Kata wanodya arti harfiahnya adalah sinonim dari kata wanita. Namun ia juga merupakan kiratabasa dari wani-ngudya. Artinya berani mendidik, atau berani membina, atau berani menata (wani-nata). Hal ini tersimbolkan pada arca-arca bertema durga-mahesa-sura-mardhini. Yakni arca yang melambangkan seorang wanita agung yang berdiri di atas punggung seekor sapi. Durga artinya pemimpin agung yang telah feminin, sehingga bertangan delapan (hasta-bhrata). Masing-masing tangan/hasta memegang teguh prinsip kepemimpinan di tanah Jawa/ Nuswantara.

Mahesa berarti kesatria, atau jiwa satria yang suci. Hati nurani pemimpin yang jujur dan penuh pengabdian atau sudharma. Baik terhadap Tuhannya maupun terhadap para kawulanya. Sura artinya gagah berani. Yakni wujud dari sifat melindungi atau ambawani tanah dan kawula Jawi. Sedangkan mardhini  artinya pendidik yang baik. Atau dengan kata lain berani menyelenggarakan pendidikan yang baik dan luhur bagi para kawulanya atau disebut juga sebagai wanodya. Hal ini yang menjadi latar belakang adanya kepemimpinan di Nuswantara yang disebut sebagai ratu, bukan raja. Sehingga istananya disebut sebagai keraton  (ke-ratu-an) bukan krajan (ke-raja-an). Ummi bagi ummah, atau ibhu bagi bhumi. Di kesultanan Banten, bahkan kraton utama disebut sebagai kaibon.
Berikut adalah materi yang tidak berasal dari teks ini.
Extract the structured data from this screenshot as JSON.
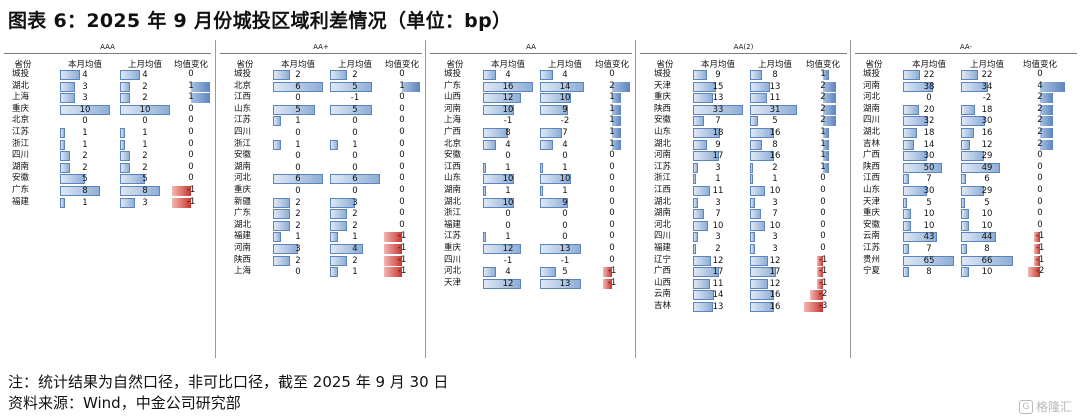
{
  "title": "图表 6：2025 年 9 月份城投区域利差情况（单位：bp）",
  "columns": {
    "province": "省份",
    "this_month": "本月均值",
    "last_month": "上月均值",
    "change": "均值变化"
  },
  "sections": [
    {
      "title": "AAA",
      "rows": [
        {
          "p": "城投",
          "c": 4,
          "l": 4,
          "d": 0
        },
        {
          "p": "湖北",
          "c": 3,
          "l": 2,
          "d": 1
        },
        {
          "p": "上海",
          "c": 3,
          "l": 2,
          "d": 1
        },
        {
          "p": "重庆",
          "c": 10,
          "l": 10,
          "d": 0
        },
        {
          "p": "北京",
          "c": 0,
          "l": 0,
          "d": 0
        },
        {
          "p": "江苏",
          "c": 1,
          "l": 1,
          "d": 0
        },
        {
          "p": "浙江",
          "c": 1,
          "l": 1,
          "d": 0
        },
        {
          "p": "四川",
          "c": 2,
          "l": 2,
          "d": 0
        },
        {
          "p": "湖南",
          "c": 2,
          "l": 2,
          "d": 0
        },
        {
          "p": "安徽",
          "c": 5,
          "l": 5,
          "d": 0
        },
        {
          "p": "广东",
          "c": 8,
          "l": 8,
          "d": -1
        },
        {
          "p": "福建",
          "c": 1,
          "l": 3,
          "d": -1
        }
      ]
    },
    {
      "title": "AA+",
      "rows": [
        {
          "p": "城投",
          "c": 2,
          "l": 2,
          "d": 0
        },
        {
          "p": "北京",
          "c": 6,
          "l": 5,
          "d": 1
        },
        {
          "p": "江西",
          "c": 0,
          "l": -1,
          "d": 0
        },
        {
          "p": "山东",
          "c": 5,
          "l": 5,
          "d": 0
        },
        {
          "p": "江苏",
          "c": 1,
          "l": 0,
          "d": 0
        },
        {
          "p": "四川",
          "c": 0,
          "l": 0,
          "d": 0
        },
        {
          "p": "浙江",
          "c": 1,
          "l": 1,
          "d": 0
        },
        {
          "p": "安徽",
          "c": 0,
          "l": 0,
          "d": 0
        },
        {
          "p": "湖南",
          "c": 0,
          "l": 0,
          "d": 0
        },
        {
          "p": "河北",
          "c": 6,
          "l": 6,
          "d": 0
        },
        {
          "p": "重庆",
          "c": 0,
          "l": 0,
          "d": 0
        },
        {
          "p": "新疆",
          "c": 2,
          "l": 3,
          "d": 0
        },
        {
          "p": "广东",
          "c": 2,
          "l": 2,
          "d": 0
        },
        {
          "p": "湖北",
          "c": 2,
          "l": 2,
          "d": 0
        },
        {
          "p": "福建",
          "c": 1,
          "l": 1,
          "d": -1
        },
        {
          "p": "河南",
          "c": 3,
          "l": 4,
          "d": -1
        },
        {
          "p": "陕西",
          "c": 2,
          "l": 2,
          "d": -1
        },
        {
          "p": "上海",
          "c": 0,
          "l": 1,
          "d": -1
        }
      ]
    },
    {
      "title": "AA",
      "rows": [
        {
          "p": "城投",
          "c": 4,
          "l": 4,
          "d": 0
        },
        {
          "p": "广东",
          "c": 16,
          "l": 14,
          "d": 2
        },
        {
          "p": "山西",
          "c": 12,
          "l": 10,
          "d": 1
        },
        {
          "p": "河南",
          "c": 10,
          "l": 9,
          "d": 1
        },
        {
          "p": "上海",
          "c": -1,
          "l": -2,
          "d": 1
        },
        {
          "p": "广西",
          "c": 8,
          "l": 7,
          "d": 1
        },
        {
          "p": "北京",
          "c": 4,
          "l": 4,
          "d": 1
        },
        {
          "p": "安徽",
          "c": 0,
          "l": 0,
          "d": 0
        },
        {
          "p": "江西",
          "c": 1,
          "l": 1,
          "d": 0
        },
        {
          "p": "山东",
          "c": 10,
          "l": 10,
          "d": 0
        },
        {
          "p": "湖南",
          "c": 1,
          "l": 1,
          "d": 0
        },
        {
          "p": "湖北",
          "c": 10,
          "l": 9,
          "d": 0
        },
        {
          "p": "浙江",
          "c": 0,
          "l": 0,
          "d": 0
        },
        {
          "p": "福建",
          "c": 0,
          "l": 0,
          "d": 0
        },
        {
          "p": "江苏",
          "c": 1,
          "l": 0,
          "d": 0
        },
        {
          "p": "重庆",
          "c": 12,
          "l": 13,
          "d": 0
        },
        {
          "p": "四川",
          "c": -1,
          "l": -1,
          "d": 0
        },
        {
          "p": "河北",
          "c": 4,
          "l": 5,
          "d": -1
        },
        {
          "p": "天津",
          "c": 12,
          "l": 13,
          "d": -1
        }
      ]
    },
    {
      "title": "AA(2)",
      "rows": [
        {
          "p": "城投",
          "c": 9,
          "l": 8,
          "d": 1
        },
        {
          "p": "天津",
          "c": 15,
          "l": 13,
          "d": 2
        },
        {
          "p": "重庆",
          "c": 13,
          "l": 11,
          "d": 2
        },
        {
          "p": "陕西",
          "c": 33,
          "l": 31,
          "d": 2
        },
        {
          "p": "安徽",
          "c": 7,
          "l": 5,
          "d": 2
        },
        {
          "p": "山东",
          "c": 18,
          "l": 16,
          "d": 1
        },
        {
          "p": "湖北",
          "c": 9,
          "l": 8,
          "d": 1
        },
        {
          "p": "河南",
          "c": 17,
          "l": 16,
          "d": 1
        },
        {
          "p": "江苏",
          "c": 3,
          "l": 2,
          "d": 1
        },
        {
          "p": "浙江",
          "c": 1,
          "l": 1,
          "d": 0
        },
        {
          "p": "江西",
          "c": 11,
          "l": 10,
          "d": 0
        },
        {
          "p": "湖北",
          "c": 3,
          "l": 3,
          "d": 0
        },
        {
          "p": "湖南",
          "c": 7,
          "l": 7,
          "d": 0
        },
        {
          "p": "河北",
          "c": 10,
          "l": 10,
          "d": 0
        },
        {
          "p": "四川",
          "c": 3,
          "l": 3,
          "d": 0
        },
        {
          "p": "福建",
          "c": 2,
          "l": 3,
          "d": 0
        },
        {
          "p": "辽宁",
          "c": 12,
          "l": 12,
          "d": -1
        },
        {
          "p": "广西",
          "c": 17,
          "l": 17,
          "d": -1
        },
        {
          "p": "山西",
          "c": 11,
          "l": 12,
          "d": -1
        },
        {
          "p": "云南",
          "c": 14,
          "l": 16,
          "d": -2
        },
        {
          "p": "吉林",
          "c": 13,
          "l": 16,
          "d": -3
        }
      ]
    },
    {
      "title": "AA-",
      "rows": [
        {
          "p": "城投",
          "c": 22,
          "l": 22,
          "d": 0
        },
        {
          "p": "河南",
          "c": 38,
          "l": 34,
          "d": 4
        },
        {
          "p": "河北",
          "c": 0,
          "l": -2,
          "d": 2
        },
        {
          "p": "湖南",
          "c": 20,
          "l": 18,
          "d": 2
        },
        {
          "p": "四川",
          "c": 32,
          "l": 30,
          "d": 2
        },
        {
          "p": "湖北",
          "c": 18,
          "l": 16,
          "d": 2
        },
        {
          "p": "吉林",
          "c": 14,
          "l": 12,
          "d": 2
        },
        {
          "p": "广西",
          "c": 30,
          "l": 29,
          "d": 0
        },
        {
          "p": "陕西",
          "c": 50,
          "l": 49,
          "d": 0
        },
        {
          "p": "江西",
          "c": 7,
          "l": 6,
          "d": 0
        },
        {
          "p": "山东",
          "c": 30,
          "l": 29,
          "d": 0
        },
        {
          "p": "天津",
          "c": 5,
          "l": 5,
          "d": 0
        },
        {
          "p": "重庆",
          "c": 10,
          "l": 10,
          "d": 0
        },
        {
          "p": "安徽",
          "c": 10,
          "l": 10,
          "d": 0
        },
        {
          "p": "云南",
          "c": 43,
          "l": 44,
          "d": -1
        },
        {
          "p": "江苏",
          "c": 7,
          "l": 8,
          "d": -1
        },
        {
          "p": "贵州",
          "c": 65,
          "l": 66,
          "d": -1
        },
        {
          "p": "宁夏",
          "c": 8,
          "l": 10,
          "d": -2
        }
      ]
    }
  ],
  "note": "注：统计结果为自然口径，非可比口径，截至 2025 年 9 月 30 日",
  "source": "资料来源：Wind，中金公司研究部",
  "watermark": "格隆汇",
  "watermark_icon": "gelonghui-logo-icon"
}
Dari kata ka-ibhu-an.

Semua ini membentuk pola besar peradaban yang tertata rapi di Nuswantara/ Jawa. Atau tata-titi-tentrem-kerta-rahardja. Tata peradaban yang makmur dan menentramkan hati manusia yang tinggal di dalamnya. Sebagai cerminan watak manusianya yang feminin. Semua ini juga terkait dengan pepatah bahwa wanodya iku ratuning taman atau durgha rattu svargaloka. Taman bisa berarti teritorial Nuswantara ini. Bisa juga berarti keindahan budaya dan kesenian yang meluhurkan adat istiadat agama di Nuswantara hingga mencapai puncak keindahannya. Inilah watak dasar peradaban pemomong.
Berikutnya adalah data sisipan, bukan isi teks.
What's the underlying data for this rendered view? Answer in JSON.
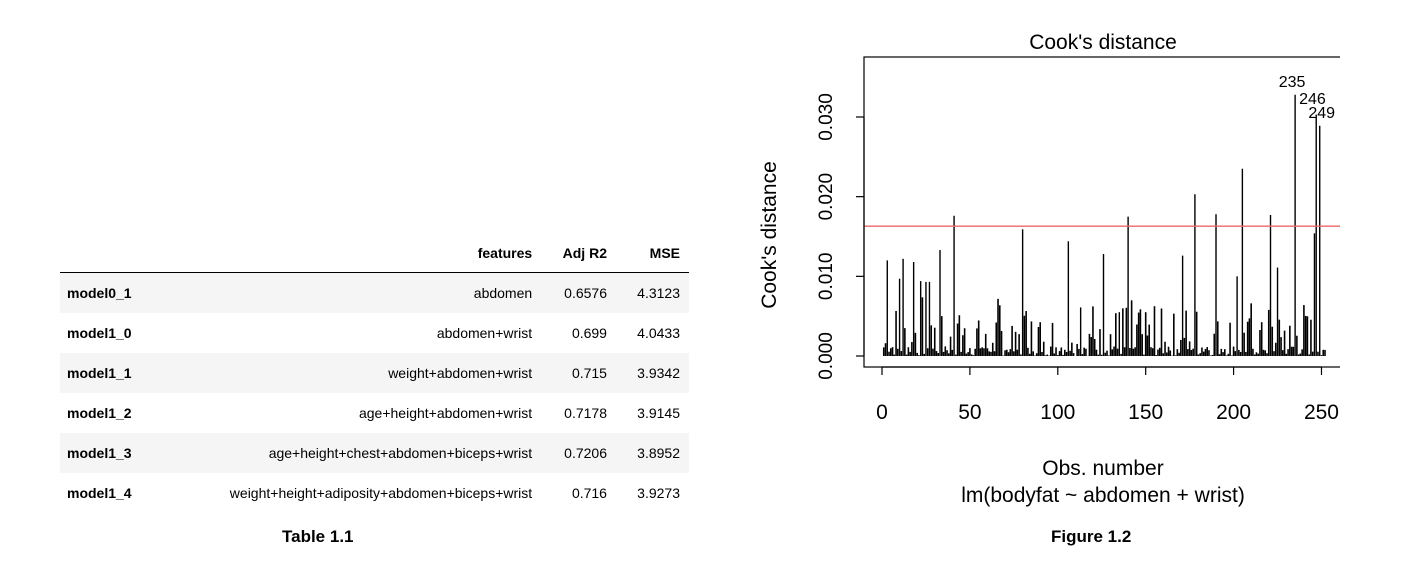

Akan halnya bagian pepatah di atas wong arab iku priyo, memberikan pemahaman bahwa orang arab itu priya, atau lelaki, atau maskulin. Arab dalam pengertian Nuswantara tidak hanya berarti bangsa Arab. Arab adalah bentuk kata tunggal. Sedangkan bentuk jamaknya dari kata arab adalah u-ru-bah atau yu-ro-bha atau eu-ro-pha (e-ro-pa). Jadi dalam pandangan orang Nuswantara/ Jawa, orang Arab dan Eropa itu sama. Yakni yang disebut sebagai negeri-negeri ngatas angin. Mereka ini berwatak maskulin, sedemikian rupa sehingga sejak awal mencerminkan sifat arogan, keras, dan mengandalkan senjata. Di samping itu bersifat memaksa, gila kuasa, dan sebagainya. Atau yang dalam pepatah di atas disebut sebagai priyo.

Maka untuk menjadi kaum adam atau kaum laki-laki di Nuswantara/ Jawa harus tirakat mengolah rasa agar bisa berjalan menuju sifat feminin. Atau agar menjadi lananging jagad (ya) iku herjuno. Lelaki yang memimpin jagad harus herjuno. Herjuno artinya arjuna dalam tokoh pandawa lima. Namun herjuno dalam kiratabasa dari kata her-juna. Her artinya er, atau air. Juna artinya jana atau jnana atau orang, atau manusia bijaksana. Jadi lelaki di Nuswantara haruslah lelaki yang bijaksana yang menjadi pengayom dan penyejuk jagadnya.

 

Tentang Poligami

Dalam suatu diskusi yang dikuti oleh saya di Kajian Wanita Universitas Gajah Mada (UGM) pada 2011, terdapat pernyataan stigmatik mengenai keniscayaan poligami dalam konsep priya. Jika berangkat dari paparan feministik di atas, maka dalam pepatah Jawa kuno terdapat kata-kata demikian ini. Nikah iku dadine temanten utawa jumbuh. Nikah itu adalah menjadi pengantin atau jumbuh. Nikah papat iku jumbuhing patang perkara. Maka nikah empat itu adalah jumbuhnya empat perkara.

Pertama, adalah jumbuhnya priya dan wanodya. Yakni jumbuhnya lelaki dan wanita dalam sebuah perkawinan. Namun juga berarti jumbuhnya lelaki dan perempuan dalam sifat feminin. Bahwa baik seorang lelaki maupun seorang perempuan di Nuswantara/ Jawa, hendaknya sama-sama wanodya.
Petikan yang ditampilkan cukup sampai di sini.